Tuesday, in the Dubai (UAE) Challenge Cup, Italy’s AC Milan defeated Spanish Football’s La Liga leaders, Real Madrid, by a comfortable 4-2 score. The friendly game did not count toward Real’s consecutive game winning streak which only tallies competitive matches.
Each side fielded their stars for no more than their contractually required appearance minutes and tried to balance starters and subs on squads that handled no more than a half of play. Both teams substituted liberally with the Spanish side changing eight of their starters at the beginning of the second half while the Italians made five modifications. Further substitutions ensued as the second half evolved, leaving the teams with rarely used players on the pitch for substantial spans.
The meaningless game seemed to be of more import to Milan, who is in eighth place in Serie A and still in rebuilding mode with new coach Pippo Inzaghi. To Carlo Ancelotti’s Madrid side, who have won four competitive trophies in 2014 and are cruising through the Champions League and Copa del Rey, so far, and leading La Liga this season, the effort came across as an unavoidable professional commitment.

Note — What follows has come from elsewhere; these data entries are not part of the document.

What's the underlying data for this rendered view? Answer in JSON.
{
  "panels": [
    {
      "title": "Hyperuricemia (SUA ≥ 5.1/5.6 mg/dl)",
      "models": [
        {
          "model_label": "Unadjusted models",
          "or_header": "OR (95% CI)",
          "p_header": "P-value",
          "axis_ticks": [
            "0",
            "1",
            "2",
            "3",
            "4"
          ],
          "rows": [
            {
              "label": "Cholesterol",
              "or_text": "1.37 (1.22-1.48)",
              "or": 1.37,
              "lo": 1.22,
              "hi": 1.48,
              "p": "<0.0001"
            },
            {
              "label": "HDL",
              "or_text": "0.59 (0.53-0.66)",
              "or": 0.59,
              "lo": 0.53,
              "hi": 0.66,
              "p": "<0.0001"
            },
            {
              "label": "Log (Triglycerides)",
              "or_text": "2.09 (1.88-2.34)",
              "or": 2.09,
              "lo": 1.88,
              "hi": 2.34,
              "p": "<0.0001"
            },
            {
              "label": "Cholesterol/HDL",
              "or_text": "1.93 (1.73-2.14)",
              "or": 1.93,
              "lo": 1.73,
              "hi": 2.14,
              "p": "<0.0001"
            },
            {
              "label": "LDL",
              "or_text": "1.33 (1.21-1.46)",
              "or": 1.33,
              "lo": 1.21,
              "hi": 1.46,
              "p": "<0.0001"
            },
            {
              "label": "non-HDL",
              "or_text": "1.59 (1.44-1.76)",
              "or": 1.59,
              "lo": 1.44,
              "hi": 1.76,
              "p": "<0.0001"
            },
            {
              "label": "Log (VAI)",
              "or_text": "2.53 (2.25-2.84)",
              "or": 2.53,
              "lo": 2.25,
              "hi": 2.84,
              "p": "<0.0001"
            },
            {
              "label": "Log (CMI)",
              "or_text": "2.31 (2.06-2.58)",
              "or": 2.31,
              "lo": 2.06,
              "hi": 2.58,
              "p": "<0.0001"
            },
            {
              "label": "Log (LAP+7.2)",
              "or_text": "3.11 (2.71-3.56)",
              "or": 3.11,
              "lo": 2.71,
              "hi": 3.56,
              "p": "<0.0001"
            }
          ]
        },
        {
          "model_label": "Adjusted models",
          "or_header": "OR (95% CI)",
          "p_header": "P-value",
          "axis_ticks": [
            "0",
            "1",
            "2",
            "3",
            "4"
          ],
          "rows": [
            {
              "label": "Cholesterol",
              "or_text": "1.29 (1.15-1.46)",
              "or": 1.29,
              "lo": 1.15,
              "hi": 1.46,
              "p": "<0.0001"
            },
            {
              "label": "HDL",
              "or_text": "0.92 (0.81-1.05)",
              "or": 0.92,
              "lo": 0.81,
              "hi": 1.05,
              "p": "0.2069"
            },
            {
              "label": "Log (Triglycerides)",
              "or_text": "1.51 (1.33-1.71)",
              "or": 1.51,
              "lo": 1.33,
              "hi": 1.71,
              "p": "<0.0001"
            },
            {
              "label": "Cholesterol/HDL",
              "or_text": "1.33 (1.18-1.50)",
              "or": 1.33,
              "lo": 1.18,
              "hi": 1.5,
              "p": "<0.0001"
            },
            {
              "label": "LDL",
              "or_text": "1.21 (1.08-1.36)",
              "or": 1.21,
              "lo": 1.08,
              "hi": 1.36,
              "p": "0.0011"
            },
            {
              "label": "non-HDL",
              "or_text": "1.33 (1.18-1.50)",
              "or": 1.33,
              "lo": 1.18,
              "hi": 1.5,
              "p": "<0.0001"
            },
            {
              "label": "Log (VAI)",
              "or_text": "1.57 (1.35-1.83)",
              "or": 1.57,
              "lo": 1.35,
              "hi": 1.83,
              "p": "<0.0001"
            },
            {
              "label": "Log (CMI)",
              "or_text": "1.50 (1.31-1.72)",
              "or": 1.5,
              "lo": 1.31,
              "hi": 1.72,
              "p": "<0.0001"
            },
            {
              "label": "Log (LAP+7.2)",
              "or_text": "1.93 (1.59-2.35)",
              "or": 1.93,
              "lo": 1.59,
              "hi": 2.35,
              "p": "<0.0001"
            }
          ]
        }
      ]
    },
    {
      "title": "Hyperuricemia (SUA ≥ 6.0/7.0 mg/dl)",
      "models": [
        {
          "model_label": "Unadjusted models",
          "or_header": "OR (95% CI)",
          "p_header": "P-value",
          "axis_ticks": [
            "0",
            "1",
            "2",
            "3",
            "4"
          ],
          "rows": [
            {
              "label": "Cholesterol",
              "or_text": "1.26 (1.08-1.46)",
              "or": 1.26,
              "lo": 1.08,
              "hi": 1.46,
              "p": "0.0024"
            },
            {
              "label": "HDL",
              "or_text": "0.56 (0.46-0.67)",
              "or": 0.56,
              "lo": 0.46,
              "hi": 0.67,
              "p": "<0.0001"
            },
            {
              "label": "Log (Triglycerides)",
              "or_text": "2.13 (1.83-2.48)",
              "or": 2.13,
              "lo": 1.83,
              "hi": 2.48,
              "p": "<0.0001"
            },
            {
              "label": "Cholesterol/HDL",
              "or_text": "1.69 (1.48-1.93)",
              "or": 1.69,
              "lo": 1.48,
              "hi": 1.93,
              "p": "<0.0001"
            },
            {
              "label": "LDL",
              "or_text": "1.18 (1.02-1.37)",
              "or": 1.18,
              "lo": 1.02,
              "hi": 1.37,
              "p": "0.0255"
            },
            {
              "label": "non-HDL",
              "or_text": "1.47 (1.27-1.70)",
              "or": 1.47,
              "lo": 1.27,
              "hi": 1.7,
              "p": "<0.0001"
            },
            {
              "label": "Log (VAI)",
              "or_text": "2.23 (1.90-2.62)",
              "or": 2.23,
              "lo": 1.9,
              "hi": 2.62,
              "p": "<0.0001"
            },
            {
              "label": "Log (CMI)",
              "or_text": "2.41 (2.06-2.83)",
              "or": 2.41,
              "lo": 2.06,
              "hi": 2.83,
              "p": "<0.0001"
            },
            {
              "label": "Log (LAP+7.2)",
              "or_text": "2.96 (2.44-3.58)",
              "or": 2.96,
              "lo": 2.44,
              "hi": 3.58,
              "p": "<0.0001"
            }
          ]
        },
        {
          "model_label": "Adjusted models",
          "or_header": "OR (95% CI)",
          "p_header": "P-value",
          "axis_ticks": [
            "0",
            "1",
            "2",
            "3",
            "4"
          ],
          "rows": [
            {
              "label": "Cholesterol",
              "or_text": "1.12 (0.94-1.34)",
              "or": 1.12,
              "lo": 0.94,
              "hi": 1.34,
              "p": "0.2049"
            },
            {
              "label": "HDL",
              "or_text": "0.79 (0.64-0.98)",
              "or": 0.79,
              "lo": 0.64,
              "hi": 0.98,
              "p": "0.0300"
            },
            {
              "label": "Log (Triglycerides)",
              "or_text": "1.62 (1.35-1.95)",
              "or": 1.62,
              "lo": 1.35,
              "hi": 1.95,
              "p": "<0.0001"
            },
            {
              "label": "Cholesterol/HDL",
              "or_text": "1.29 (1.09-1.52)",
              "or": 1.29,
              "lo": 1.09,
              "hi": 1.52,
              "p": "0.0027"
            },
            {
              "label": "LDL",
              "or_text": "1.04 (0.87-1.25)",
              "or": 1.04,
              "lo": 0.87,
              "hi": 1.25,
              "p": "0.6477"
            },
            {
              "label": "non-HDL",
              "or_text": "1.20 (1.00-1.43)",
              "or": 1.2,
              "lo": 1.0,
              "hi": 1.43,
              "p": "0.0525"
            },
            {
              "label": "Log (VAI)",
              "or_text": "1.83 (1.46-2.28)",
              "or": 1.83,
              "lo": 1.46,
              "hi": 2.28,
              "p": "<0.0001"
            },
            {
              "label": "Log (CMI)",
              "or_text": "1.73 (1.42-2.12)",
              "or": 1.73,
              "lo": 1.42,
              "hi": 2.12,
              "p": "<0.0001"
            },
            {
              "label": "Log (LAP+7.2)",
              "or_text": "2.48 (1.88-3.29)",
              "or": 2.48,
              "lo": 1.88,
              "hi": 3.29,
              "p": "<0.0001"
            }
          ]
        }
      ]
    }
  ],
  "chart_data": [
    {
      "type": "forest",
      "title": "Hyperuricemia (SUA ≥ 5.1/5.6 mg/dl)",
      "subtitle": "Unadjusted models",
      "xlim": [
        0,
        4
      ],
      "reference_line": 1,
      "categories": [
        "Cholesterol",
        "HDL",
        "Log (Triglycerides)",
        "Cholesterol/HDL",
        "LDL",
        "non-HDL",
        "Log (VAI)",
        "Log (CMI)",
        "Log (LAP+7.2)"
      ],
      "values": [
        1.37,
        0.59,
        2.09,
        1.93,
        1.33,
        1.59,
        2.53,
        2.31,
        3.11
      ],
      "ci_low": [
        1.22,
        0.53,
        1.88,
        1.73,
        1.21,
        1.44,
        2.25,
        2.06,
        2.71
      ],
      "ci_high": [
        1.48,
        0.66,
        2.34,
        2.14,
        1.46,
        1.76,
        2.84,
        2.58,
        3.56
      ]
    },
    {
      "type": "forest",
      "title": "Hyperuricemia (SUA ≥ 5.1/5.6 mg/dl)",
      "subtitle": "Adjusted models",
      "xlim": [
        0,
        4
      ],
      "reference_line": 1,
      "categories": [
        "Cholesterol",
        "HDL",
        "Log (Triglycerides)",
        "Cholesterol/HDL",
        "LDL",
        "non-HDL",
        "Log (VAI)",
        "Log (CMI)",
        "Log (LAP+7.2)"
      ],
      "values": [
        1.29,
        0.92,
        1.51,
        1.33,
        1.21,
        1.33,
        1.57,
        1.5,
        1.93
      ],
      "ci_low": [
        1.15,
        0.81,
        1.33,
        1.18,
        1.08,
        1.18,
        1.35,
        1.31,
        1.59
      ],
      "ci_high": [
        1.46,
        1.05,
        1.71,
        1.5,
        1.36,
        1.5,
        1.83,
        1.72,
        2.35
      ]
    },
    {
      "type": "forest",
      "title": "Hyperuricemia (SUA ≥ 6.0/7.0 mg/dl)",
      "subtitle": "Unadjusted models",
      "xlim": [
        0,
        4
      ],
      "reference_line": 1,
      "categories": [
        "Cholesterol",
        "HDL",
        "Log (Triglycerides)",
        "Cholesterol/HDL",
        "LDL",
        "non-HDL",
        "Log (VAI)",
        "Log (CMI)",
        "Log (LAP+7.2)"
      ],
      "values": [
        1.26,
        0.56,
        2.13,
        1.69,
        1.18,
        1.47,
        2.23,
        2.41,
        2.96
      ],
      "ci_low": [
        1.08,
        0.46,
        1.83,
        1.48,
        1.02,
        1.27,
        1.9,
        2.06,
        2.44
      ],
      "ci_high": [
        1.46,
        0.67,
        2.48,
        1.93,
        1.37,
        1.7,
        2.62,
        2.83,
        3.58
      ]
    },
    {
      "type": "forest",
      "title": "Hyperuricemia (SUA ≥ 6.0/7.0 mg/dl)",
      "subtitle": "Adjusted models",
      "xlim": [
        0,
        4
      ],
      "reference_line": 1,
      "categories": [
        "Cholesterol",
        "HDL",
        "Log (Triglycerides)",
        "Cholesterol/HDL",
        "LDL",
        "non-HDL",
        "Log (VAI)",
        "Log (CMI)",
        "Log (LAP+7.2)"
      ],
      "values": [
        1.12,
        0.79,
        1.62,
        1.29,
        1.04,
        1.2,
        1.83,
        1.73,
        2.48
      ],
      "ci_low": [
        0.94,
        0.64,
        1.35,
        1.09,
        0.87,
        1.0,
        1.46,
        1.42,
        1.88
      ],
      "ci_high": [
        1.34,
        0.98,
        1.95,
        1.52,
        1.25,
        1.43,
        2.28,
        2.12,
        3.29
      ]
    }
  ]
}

Given the World Cup qualifiers and Brazil’s championship matches in the spring and summer, the current Euro qualifiers and domestic championships games played so far this fall and winter, the idea of an eight hour flight (Madrid to Dubai) or a six hour flight (Milan to Dubai) for a meaningless mid-week game must have felt pretty silly to most of the participants.
The sponsorship issue was the trump card, of course, as the Emirates are helping to fund both participating teams in their European homes. Further proof of the true meaning of the game came via the television coverage which featured the host city’s name superimposed on the screen, unavoidable, flashing field-level advertisements with the same theme, and a minutes long cut-away from the action to ensure we did not miss the arrival of the host government’s official representatives as they shook hands with Real’s president Florentino Perez. The action we missed while watching the handshake, a shot on goal, a corner, and a couple of fruitless forays on both sides of the pitch, was “not significant,” the game announcers assured us.
Tennis ace Novak Djokovic, in loafers, slacks and a blazer, officially juggled a ball with the Real team on the pitch before the second half kick-off while later audience members unofficially were allowed to run onto the pitch and hug the startled stars at game’s end.
Pregame coverage included Ancelotti’s comment that “It’s going to be a very special match for me. I have a lot of history with Milan and I also have a great relationship with their new manager who was once one of my players.” While at the conclusion of the match Inzaghi said “I am satisfied. It was, however, a friendly and we cannot get ahead of ourselves.”
During the match itself, Menez (24’) and El Shaarawy (31’) put AC Milan ahead and Ronaldo (35’) pulled one back for Real Madrid by halftime. In the second half, El Shaarawy (49’) and Pazzini (73’) ensured the game was out of reach by the time Benzema (84’) converted the one penalty of six the referee saw fit to whistle.
Ultimately, the Milan players dutifully raised the match-winner’s trophy while confetti poured down and the mostly pro-Madrid audience did its best to cheer.